Search code examples
pythonnlpnltkgensimwordnet

improve gensim most_similar() return values by using wordnet hypernyms


import gensim.downloader as api
glove = api.load('glove-wiki-gigaword-200')

I first ran this code to download the pre-trained model.

glove.most_similar(positive=['sushi', 'uae'], negative=['japan'])

would then result in:

[('nahyan', 0.5181387066841125),
 ('caviar', 0.4778318405151367),
 ('paella', 0.4497394263744354),
 ('nahayan', 0.44313961267471313),
 ('zayed', 0.4321245849132538),
 ('omani', 0.4285220503807068),
 ('seafood', 0.4279175102710724),
 ('saif', 0.426000714302063),
 ('dirham', 0.4214130640029907),
 ('sashimi', 0.4165934920310974)]

and in this example, we can see that the method failed to capture the 'type' or 'category' of the query. 'zayed', 'nahyan' are not actually of 'type' food and rather they represent person name.

The approach suggested by my professor is to use wordnet hypernyms to find the 'type'.

With much research, the closest solution I found is to somehow incorporate lowest_common_hypernyms() that will give the lowest common hypernym between two synsets and use it to filter the results of most_similar().

I am not sure if my idea make sense and would like the community feedback on this.

My idea is compute the hypernym of, e.g. 'sushi' and the hypernyms of all the similar words returned by most_similar() and only choose the word with 'longest' lowest common hypernym path.
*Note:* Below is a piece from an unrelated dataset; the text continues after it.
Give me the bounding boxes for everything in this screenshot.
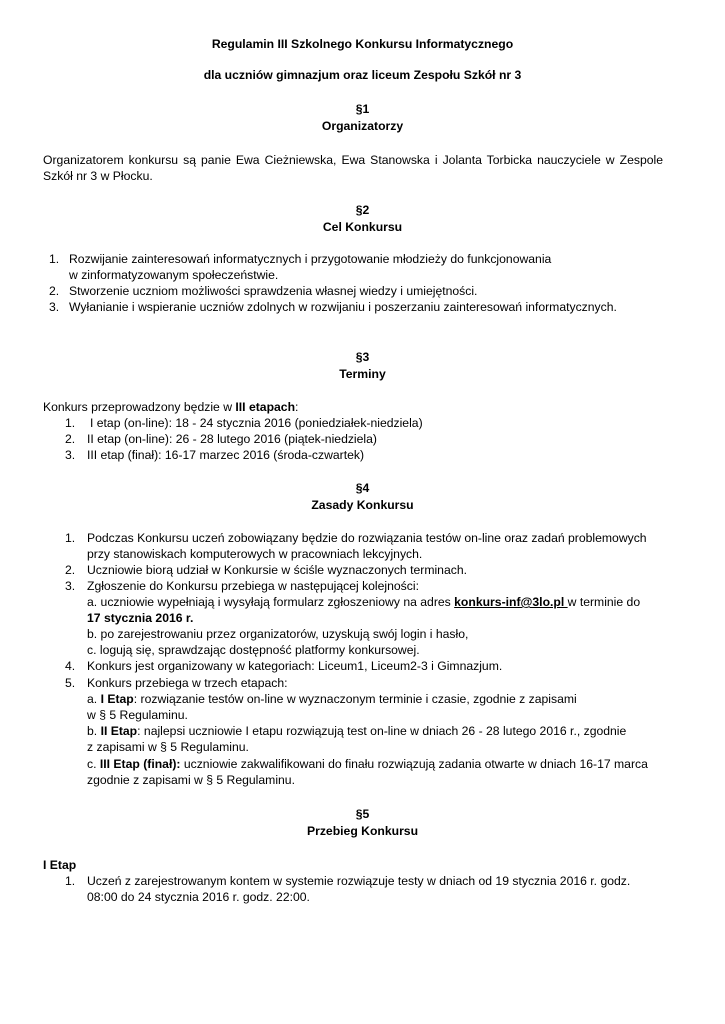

I expect this should return the word that best matches the 'type'

Not sure if it makes sense...


Solution

  • Does your proposed approach give adequate results when you try it?

    That's the only test of whether the idea makes sense.

    Word2vec is generally oblivious to the all the variations of category that a lexicon like WordNet can provide – all the words that are similar to another word, in any aspect, will be neighbors. Even words that people consider opposites – like 'hot' and 'cold' – will be often be fairly close to each other, in some direction in the coordinate space, as they are similar in what they describe and what contexts they're used in. (They can be drop-in replacements for each other.)

    Word2vec is also fairly oblivious to polysemy in its standard formulation.

    Some other things worth trying might be:

    • if you need only answers of a certain type, mix-in some measurement ranking candidate answers by their closeness to a word either describing that type ('food') or representing multiple examples (say an average vector for many food-names you'd know to be good answers)
    • choose another vector-set, or train your own. There's no universal "goodness" for word-vectors: their quality for certain tasks will vary based on their training data & parameters. Vectors trained on something broader than Wikipedia (your named vector file), or some text corpus more focused on your domain-of-interest – say, food criticism – might do better on some tasks. Changing training parameters can also change which kinds of similarity are most emphasized in the resulting vectors. For example, some observers have noticed small context-windows tend to put words that are direct drop-in replacements for each other closer-together, while larger context-windows bring words from the same domains-of-use, even if not drop-in replacements of the same 'type', closer. (It sounds like your current need might be best served with a model trained with smaller windows.)